Media Room Media Release



  • More people are losing their homes today than ever have in our lifetime.
  • Americans carry almost $1 trillion in credit card debt and $2.5 trillion in total debt, and many are struggling to make their monthly payments.
  • More than 5,000 people file for bankruptcy every business day.
  • Financial problems are a leading trigger of depression and divorce.
  • Financial distress can be devastating to our emotional well-being.

“It is possible for individuals to gain financial clarity, new behaviors for handling money and a clear understanding of how to align their spending with their values,” says Sam Beasley, CADC, coauthor with Suzanne Lorenz, LCSW, of Wealth and Well-Being, How Therapists, Counselors, and Helping Professionals Can Assist Clients through the Emotional Barriers to Financial Independence (Any Wind Publishing, June 2009).

“In our changing economy, money may be the biggest problem people face, but their coping styles and emotional reactions to stress probably have not changed. Money is a powerful symbol. Few factors touch as many areas of our lives as does money. It is time for helping professionals to end their silence and address financial well-being.” Financial trauma can trigger emotional trauma, and when people seek help from their counselors and therapists, they often find the financial aspect is not addressed. Wealth and Well-Being guides treatment providers in breaking their silence about money, in addressing their own financial well-being and in encouraging their clients to do the same.

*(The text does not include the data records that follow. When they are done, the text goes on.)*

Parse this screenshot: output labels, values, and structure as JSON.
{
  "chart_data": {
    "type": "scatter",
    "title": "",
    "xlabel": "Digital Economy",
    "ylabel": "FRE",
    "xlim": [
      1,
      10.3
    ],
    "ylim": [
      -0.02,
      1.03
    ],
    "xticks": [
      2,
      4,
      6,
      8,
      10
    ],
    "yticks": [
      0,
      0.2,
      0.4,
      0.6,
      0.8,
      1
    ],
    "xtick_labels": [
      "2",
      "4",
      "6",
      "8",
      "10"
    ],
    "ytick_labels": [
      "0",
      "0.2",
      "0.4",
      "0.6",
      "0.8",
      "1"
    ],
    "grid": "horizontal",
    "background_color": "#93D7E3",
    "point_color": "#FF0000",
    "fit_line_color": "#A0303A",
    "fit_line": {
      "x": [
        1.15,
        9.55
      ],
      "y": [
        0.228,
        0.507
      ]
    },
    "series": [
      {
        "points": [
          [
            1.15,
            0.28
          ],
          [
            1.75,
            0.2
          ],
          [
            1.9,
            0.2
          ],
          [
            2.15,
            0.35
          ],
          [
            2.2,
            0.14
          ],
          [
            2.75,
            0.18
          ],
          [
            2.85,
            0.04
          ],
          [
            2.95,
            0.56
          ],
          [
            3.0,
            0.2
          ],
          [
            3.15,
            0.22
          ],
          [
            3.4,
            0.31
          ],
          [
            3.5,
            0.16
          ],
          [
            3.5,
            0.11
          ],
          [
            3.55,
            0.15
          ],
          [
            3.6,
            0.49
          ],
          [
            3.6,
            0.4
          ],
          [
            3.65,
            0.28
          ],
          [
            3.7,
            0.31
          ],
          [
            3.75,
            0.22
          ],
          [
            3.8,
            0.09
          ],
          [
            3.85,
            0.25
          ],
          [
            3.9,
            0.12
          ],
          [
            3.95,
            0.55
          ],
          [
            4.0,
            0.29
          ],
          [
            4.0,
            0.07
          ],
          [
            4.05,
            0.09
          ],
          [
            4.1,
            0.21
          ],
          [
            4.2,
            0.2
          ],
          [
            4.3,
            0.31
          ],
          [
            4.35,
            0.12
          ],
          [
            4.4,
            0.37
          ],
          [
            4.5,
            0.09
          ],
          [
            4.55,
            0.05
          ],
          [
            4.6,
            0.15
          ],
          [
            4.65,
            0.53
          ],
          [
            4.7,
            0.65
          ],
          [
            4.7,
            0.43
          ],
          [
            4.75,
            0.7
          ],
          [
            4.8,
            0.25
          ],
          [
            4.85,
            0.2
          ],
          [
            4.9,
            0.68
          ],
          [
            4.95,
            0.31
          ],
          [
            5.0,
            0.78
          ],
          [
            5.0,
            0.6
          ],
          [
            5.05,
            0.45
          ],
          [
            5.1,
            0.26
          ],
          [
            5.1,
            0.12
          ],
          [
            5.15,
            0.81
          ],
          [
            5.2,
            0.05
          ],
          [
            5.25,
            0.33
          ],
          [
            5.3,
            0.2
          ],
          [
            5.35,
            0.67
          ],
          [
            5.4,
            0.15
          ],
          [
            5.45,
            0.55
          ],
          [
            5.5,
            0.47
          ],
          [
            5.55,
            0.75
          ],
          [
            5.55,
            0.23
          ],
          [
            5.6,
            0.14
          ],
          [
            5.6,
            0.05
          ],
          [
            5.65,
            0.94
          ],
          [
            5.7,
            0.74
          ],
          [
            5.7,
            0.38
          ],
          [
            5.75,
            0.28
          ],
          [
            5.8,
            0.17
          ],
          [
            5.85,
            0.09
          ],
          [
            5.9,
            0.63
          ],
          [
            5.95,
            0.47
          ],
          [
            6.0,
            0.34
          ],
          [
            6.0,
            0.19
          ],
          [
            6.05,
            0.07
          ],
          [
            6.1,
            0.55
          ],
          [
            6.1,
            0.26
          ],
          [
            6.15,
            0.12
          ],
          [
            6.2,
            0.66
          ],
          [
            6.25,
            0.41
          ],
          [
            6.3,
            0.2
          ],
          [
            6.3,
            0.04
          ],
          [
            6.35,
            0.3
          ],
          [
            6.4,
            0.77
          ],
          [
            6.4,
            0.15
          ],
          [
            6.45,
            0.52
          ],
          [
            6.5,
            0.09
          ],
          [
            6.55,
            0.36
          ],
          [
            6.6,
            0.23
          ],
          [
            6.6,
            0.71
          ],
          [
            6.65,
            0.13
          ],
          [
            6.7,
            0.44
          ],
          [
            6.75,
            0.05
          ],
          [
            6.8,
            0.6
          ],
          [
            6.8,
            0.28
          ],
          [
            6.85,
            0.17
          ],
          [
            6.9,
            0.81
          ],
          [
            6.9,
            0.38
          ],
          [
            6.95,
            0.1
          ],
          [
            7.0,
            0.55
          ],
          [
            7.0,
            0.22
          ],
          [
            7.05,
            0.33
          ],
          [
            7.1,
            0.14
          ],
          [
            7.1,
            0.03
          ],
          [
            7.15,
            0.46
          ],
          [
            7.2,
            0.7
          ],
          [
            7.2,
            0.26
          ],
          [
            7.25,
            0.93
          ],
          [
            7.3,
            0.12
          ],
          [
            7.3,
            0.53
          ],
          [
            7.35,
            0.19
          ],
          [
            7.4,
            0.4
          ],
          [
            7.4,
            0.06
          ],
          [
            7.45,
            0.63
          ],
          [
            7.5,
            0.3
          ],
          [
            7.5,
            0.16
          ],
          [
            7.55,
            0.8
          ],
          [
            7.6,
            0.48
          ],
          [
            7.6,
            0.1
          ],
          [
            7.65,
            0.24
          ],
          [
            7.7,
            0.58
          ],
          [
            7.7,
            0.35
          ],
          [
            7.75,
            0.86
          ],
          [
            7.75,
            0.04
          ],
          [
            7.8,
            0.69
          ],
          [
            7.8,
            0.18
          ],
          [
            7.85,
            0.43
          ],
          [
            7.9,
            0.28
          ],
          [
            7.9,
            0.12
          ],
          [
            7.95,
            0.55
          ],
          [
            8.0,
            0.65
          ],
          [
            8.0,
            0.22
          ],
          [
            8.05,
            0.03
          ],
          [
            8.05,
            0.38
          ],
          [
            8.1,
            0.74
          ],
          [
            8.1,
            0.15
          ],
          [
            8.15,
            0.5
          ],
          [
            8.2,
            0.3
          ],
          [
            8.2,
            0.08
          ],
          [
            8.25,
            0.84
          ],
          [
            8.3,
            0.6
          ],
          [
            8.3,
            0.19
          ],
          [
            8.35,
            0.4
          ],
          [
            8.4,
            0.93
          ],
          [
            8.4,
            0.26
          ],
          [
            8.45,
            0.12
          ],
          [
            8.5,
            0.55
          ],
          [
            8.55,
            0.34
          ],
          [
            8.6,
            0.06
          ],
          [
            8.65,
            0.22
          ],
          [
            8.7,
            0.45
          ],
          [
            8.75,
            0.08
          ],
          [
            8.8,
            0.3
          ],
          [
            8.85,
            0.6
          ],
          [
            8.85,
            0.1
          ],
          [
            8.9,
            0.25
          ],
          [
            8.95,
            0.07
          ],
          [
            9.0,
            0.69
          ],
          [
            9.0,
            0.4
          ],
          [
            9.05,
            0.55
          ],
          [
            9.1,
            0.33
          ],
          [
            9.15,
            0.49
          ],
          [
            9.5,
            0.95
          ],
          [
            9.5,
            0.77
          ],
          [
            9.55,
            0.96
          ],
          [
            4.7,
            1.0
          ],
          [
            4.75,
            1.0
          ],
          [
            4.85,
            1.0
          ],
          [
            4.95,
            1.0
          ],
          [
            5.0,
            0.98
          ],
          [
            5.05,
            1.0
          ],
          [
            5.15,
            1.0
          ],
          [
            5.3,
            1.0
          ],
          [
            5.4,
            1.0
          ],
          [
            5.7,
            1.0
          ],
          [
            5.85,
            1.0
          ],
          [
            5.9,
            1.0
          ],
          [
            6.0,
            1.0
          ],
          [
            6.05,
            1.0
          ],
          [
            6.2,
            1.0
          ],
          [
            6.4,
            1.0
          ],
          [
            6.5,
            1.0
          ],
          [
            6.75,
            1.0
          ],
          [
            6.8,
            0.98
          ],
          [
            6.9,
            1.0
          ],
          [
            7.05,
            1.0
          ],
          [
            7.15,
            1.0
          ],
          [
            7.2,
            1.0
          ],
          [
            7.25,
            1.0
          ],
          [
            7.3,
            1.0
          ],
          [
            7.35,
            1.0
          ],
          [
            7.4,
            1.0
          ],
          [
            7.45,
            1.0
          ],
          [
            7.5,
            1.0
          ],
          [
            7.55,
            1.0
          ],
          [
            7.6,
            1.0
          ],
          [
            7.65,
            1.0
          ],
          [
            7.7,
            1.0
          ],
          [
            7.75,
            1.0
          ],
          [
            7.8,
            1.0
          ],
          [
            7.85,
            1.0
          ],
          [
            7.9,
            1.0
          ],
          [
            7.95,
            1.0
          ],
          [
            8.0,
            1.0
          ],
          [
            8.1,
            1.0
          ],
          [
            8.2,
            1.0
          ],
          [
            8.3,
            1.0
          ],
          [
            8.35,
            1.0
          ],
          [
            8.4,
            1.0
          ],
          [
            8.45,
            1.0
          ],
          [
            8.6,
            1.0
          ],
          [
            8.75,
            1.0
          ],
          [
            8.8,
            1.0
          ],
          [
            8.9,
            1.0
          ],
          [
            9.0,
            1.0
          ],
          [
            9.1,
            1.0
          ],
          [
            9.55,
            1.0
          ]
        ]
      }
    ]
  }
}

Developing financial well-being is possible. It starts with one person telling the truth about what’s happened in his or her financial life in a safe, supportive environment. Being able to talk about money, to gain insight into our financial histories and our current behaviors with money and to learn a few new skills is all most of us need to be on our way to economic freedom.

Authors Suzanne Lorenz and Sam Beasley know how emotions and addictions affect human behavior. Not only do they have 20 years’ experience with women’s issues, substance abuse, trauma, depression, anxiety and post-traumatic stress disorder, but they also help people address common financial behavioral problems, learn how money works in the United States and understand how emotions impact our relationship with money.